Internal benchmarks – Evaluating data against specific targets, previous performance, or different markets provides clarity on whether the data point is insightful. For example, like for like sales may have increased for a product, but it still failed to meet the headroom growth expected based on marketing investment.
Customer expectations – Understanding customer expectations ensures insights are evaluated in a relevant context, highlighting patterns or causal relationships within the data to show the wider impact of performance. For example, while overall satisfaction with the inbound call experience might have plummeted, when splitting the data by the customers channel preference (phone versus digital channels), the data shows that the decline in satisfaction was amongst those who felt ‘forced’ to call to achieve their objective because their attempt to manage via the preferred digital channel failed.

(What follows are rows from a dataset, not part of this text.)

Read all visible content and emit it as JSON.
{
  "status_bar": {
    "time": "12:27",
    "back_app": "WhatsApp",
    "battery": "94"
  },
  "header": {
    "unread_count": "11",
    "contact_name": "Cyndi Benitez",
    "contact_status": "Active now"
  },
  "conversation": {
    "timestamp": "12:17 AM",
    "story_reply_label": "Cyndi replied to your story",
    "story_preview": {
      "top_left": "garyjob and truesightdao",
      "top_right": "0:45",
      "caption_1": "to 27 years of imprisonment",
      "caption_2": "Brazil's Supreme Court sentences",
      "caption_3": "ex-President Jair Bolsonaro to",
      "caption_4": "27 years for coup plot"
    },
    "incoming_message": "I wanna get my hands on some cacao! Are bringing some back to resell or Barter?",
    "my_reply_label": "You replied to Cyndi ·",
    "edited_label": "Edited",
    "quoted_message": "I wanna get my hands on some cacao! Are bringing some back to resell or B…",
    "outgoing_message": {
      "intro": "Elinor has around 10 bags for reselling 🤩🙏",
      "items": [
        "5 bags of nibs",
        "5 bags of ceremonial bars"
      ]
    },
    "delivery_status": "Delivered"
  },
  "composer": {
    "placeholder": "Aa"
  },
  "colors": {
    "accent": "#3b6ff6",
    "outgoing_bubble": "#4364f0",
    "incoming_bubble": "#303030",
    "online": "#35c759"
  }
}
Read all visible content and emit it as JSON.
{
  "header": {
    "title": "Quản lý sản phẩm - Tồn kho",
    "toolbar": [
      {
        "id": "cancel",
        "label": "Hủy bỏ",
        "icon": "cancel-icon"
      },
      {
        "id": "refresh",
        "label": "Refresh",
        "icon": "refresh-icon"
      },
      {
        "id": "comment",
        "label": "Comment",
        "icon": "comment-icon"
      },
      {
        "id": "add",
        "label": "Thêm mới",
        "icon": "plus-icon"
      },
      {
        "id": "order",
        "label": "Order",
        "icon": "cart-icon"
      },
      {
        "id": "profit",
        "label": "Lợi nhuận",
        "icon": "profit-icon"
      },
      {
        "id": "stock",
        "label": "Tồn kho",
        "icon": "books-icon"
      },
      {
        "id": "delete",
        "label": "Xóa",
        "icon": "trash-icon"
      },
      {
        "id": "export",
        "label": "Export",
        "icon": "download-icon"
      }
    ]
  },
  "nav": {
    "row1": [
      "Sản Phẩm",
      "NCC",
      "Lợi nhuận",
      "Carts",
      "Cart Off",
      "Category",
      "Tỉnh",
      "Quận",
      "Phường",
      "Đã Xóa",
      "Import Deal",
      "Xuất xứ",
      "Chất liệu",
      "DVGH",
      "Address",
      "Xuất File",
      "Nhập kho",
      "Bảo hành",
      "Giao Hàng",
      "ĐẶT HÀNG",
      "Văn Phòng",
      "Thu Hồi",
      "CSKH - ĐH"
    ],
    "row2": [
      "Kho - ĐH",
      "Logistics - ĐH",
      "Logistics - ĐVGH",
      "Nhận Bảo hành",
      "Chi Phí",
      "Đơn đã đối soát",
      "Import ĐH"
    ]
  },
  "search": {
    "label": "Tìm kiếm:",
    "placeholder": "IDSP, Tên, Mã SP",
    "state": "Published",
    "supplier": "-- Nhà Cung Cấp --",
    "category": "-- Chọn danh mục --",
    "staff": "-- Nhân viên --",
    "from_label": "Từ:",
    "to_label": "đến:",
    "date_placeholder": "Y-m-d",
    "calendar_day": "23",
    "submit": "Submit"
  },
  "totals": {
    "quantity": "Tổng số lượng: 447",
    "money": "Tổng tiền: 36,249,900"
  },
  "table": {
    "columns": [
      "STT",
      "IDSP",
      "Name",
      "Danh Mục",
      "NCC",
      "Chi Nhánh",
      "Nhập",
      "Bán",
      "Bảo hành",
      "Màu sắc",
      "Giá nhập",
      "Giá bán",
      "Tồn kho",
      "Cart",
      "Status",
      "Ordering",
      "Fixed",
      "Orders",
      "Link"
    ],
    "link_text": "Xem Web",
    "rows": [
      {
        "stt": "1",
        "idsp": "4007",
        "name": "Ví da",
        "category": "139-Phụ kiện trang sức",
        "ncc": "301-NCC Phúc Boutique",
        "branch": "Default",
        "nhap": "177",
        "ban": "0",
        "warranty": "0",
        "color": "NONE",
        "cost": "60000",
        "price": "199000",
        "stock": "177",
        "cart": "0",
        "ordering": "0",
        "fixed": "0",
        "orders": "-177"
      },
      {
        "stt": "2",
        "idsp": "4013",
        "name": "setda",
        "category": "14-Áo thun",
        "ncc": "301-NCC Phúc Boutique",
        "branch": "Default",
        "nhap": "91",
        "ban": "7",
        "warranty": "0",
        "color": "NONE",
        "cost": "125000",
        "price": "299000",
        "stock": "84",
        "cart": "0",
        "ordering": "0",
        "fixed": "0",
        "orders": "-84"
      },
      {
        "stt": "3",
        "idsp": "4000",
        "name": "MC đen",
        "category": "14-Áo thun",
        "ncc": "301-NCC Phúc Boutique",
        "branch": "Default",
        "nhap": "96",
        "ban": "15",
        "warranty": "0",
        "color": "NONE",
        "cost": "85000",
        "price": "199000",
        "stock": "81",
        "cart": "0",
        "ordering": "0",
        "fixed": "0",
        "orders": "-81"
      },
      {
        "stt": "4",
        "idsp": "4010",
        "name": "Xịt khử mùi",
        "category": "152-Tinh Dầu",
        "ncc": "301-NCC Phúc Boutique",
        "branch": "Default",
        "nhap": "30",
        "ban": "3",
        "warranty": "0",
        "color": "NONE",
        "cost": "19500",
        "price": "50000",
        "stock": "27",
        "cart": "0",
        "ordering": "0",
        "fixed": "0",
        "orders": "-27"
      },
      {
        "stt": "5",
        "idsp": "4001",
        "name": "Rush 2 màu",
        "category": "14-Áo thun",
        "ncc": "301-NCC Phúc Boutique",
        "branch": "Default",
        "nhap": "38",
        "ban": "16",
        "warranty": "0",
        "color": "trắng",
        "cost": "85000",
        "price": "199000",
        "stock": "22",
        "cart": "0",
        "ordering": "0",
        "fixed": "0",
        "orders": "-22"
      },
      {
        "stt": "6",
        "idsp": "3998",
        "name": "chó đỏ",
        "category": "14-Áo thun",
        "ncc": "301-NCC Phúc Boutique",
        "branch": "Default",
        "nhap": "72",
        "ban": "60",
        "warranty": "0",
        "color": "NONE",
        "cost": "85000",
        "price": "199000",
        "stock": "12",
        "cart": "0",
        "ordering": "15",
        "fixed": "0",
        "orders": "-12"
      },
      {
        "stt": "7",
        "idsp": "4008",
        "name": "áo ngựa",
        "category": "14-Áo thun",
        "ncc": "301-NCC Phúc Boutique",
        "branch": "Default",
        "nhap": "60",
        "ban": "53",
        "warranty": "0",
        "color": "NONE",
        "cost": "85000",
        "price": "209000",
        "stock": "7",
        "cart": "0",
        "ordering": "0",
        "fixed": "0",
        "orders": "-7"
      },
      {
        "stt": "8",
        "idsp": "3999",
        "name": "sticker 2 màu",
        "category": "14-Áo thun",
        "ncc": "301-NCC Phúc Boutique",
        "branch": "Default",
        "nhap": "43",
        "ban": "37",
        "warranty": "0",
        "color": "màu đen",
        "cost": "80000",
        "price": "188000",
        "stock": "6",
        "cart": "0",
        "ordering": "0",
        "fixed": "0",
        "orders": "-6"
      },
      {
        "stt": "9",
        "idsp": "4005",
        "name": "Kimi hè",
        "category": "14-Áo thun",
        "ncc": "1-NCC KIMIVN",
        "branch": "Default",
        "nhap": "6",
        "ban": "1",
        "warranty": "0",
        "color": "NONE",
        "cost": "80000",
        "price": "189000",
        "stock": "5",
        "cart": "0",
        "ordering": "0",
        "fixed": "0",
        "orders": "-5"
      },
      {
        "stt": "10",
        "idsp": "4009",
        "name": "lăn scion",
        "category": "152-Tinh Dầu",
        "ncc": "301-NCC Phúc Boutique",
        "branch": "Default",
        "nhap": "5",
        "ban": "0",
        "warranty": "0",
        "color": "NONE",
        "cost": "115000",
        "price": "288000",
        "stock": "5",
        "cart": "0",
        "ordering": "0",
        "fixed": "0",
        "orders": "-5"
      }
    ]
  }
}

Some insights reveal turning points, where action (or inaction) can have a significant impact. These insights highlight risks or opportunities that could define success or failure. For example, identifying a critical flaw in an element of the digital customer experience that is a key driver of revenue, might necessitate a red flag for immediate intervention. These insights carry high stakes and demand decisive responses that need to be clearly called out in the ‘so what?’
Look for:
Potential risks & opportunities – Determine whether the insight exposes vulnerabilities, such as weakness in the funnel or a link to high churn rate, or strategic advantages, such as untapped needs for a high value customer segment.
Short v long term consequences – Assess whether the insight demands immediate action, for example because it relates to a regulatory compliance issue that could incur a huge financial penalty, or signals slower burn opportunities that require adjustments to the strategy or current business plan.
Not all insights stand-alone—many act as connections within a broader system. These insights may not be dramatic individually, but their role in a larger process makes them important. For example, a small dip in website traffic may not seem alarming until it’s linked to declining conversions and reduced sales. Understanding how an insight fits into a sequence of events helps in diagnosing root causes and predicting downstream effects. By positioning insights as part of a larger chain, stakeholders can make informed decisions that optimise overall performance.
Look for:
Upstream & downstream effects – Determine how one metric influences others. Insights that directly impact high-priority areas, such as revenue, operational efficiency, or customer satisfaction, are often crucial in decision-making. Showing the alignment between one measure and another can amplify the perceived importance.
Root causes – Look for dependencies between metrics to identify underlying causes rather than surface-level symptom. For example, the connection between decreasing employee productivity to an increase in customer complaints.
Process optimisation – Evaluate whether the insight reveals inefficiencies in workflows, supply chains, or customer journeys, allowing for improvements in overall performance.
Now, it’s your turn.
Take a moment to reflect on your current data story and the key insight you want to land.
Ask yourself:
Why is this happening.
Why is this important now?
What are all the directly relevant and connected factors?
What factors or conditions contributed to these results?
What are the most likely or probable reasons for this to occur?
Have similar patterns/ trends arisen in the past?
Why does this matter more than other findings we have uncovered?
How does it relate to what are we trying to achieve?